Zhu, Jie. Structural and dynamic investigations of type I collagen and integrin I domains and implications for their interactions. Retrieved from https://doi.org/doi:10.7282/t3-fqyk-pm24
DescriptionIntegrin–collagen interactions play a critical role in numerous cellular functions. In this dissertation, the structures, dynamics, and interactions of the type I collagen and integrin I domains are investigated. The objective is to gain insight into the mechanism of the collagen–integrin interactions.
Collagen fibril interactions with cells and macromolecules in the extracellular matrix drive numerous cellular functions. Binding motifs for dozens of collagen-binding proteins have been determined on fully exposed collagen triple helical monomers. However, when the monomers are assembled into the functional collagen fibril, binding motifs become inaccessible, and yet critical cellular processes continue to occur. Here we use an integrative approach by combining molecular dynamics (MD) simulations with atomic force microscopy (AFM) experiments and show that fluctuations of the collagen monomers within the complex fibril play a critical role in collagen interactions.
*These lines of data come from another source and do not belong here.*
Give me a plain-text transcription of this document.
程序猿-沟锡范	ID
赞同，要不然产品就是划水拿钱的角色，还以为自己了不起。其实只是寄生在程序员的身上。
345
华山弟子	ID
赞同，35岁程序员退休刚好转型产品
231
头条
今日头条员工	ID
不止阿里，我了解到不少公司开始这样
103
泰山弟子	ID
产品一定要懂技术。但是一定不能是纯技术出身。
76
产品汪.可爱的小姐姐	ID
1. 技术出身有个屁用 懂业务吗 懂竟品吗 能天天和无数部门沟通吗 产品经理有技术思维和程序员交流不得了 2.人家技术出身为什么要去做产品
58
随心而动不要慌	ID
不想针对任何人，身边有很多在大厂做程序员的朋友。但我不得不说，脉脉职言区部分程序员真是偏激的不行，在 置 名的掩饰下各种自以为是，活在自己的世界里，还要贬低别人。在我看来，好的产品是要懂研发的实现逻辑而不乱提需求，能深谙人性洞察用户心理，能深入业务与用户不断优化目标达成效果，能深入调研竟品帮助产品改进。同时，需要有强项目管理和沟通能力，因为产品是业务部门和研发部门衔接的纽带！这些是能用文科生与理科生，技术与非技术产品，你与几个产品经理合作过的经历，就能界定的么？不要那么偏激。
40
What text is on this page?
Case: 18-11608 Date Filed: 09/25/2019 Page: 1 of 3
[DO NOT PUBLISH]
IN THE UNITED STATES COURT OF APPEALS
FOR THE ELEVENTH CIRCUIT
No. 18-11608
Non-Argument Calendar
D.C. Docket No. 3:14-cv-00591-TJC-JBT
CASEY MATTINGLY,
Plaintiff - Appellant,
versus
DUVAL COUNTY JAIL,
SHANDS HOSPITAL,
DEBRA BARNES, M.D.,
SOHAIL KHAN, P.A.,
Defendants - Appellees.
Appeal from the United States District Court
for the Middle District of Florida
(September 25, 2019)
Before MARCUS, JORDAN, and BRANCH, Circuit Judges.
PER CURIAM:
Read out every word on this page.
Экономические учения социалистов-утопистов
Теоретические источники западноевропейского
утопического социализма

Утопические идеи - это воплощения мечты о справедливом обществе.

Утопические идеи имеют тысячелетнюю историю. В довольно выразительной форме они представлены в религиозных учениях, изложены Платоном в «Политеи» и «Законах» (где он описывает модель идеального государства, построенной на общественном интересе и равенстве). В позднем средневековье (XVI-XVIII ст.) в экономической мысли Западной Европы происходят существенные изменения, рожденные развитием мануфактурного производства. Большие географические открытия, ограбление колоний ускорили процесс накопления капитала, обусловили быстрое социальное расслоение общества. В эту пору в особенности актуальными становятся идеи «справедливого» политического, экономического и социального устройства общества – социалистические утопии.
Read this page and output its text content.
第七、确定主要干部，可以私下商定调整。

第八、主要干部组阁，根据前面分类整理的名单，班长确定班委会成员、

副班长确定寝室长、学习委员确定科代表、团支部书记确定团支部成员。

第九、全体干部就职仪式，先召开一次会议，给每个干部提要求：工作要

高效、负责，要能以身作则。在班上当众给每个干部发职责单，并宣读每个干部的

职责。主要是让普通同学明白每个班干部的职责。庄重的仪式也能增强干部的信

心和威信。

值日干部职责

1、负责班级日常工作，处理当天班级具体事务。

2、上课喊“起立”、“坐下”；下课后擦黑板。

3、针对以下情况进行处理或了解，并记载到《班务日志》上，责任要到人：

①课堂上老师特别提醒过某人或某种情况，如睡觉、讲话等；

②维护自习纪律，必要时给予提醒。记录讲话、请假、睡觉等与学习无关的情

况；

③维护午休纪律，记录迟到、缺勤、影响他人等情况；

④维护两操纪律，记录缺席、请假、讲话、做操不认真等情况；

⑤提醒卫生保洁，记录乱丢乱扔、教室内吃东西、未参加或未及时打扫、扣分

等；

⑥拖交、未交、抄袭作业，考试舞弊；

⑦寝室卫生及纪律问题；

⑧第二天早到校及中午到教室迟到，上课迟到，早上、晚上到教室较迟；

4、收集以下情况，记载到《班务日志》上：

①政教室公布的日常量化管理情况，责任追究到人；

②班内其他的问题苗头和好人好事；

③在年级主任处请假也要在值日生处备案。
To better understand the mechanisms underlying collagen-induced conformational switches of integrin I domains, we employ NMR hydrogen-deuterium exchange (HDX) experiments to explore the impact of slower timescale dynamic events. NMR HDX results suggest a relationship between regions exhibiting a reduced local stability in the unbound I domain and those that undergo significant conformational changes upon binding. This study supports a model in which intrinsically destabilized regions predispose conformational rearrangement in the integrin I domain.
The morphology and mechanical properties of type I collagen fibrils vary greatly in different tissues. Integrins have been proposed to regulate the type I collagen fibrillogenesis in vivo. Here we report on the type I collagen fibrillogenesis affected by integrin I domains and mutants. The conducted experiments showed that integrins and variants slowed down the kinetics of type I collagen fibril formation and reduced the sizes of the immature fibrils. The gain-of-function mutants inhibited the fusions of fibrils. Enhanced viscosities of collagen gels were observed in the presence of integrin I domains, implying stronger interactions between collagen fibrils. We propose that in vivo, integrins of different activation states might regulate collagen fibrillogenesis.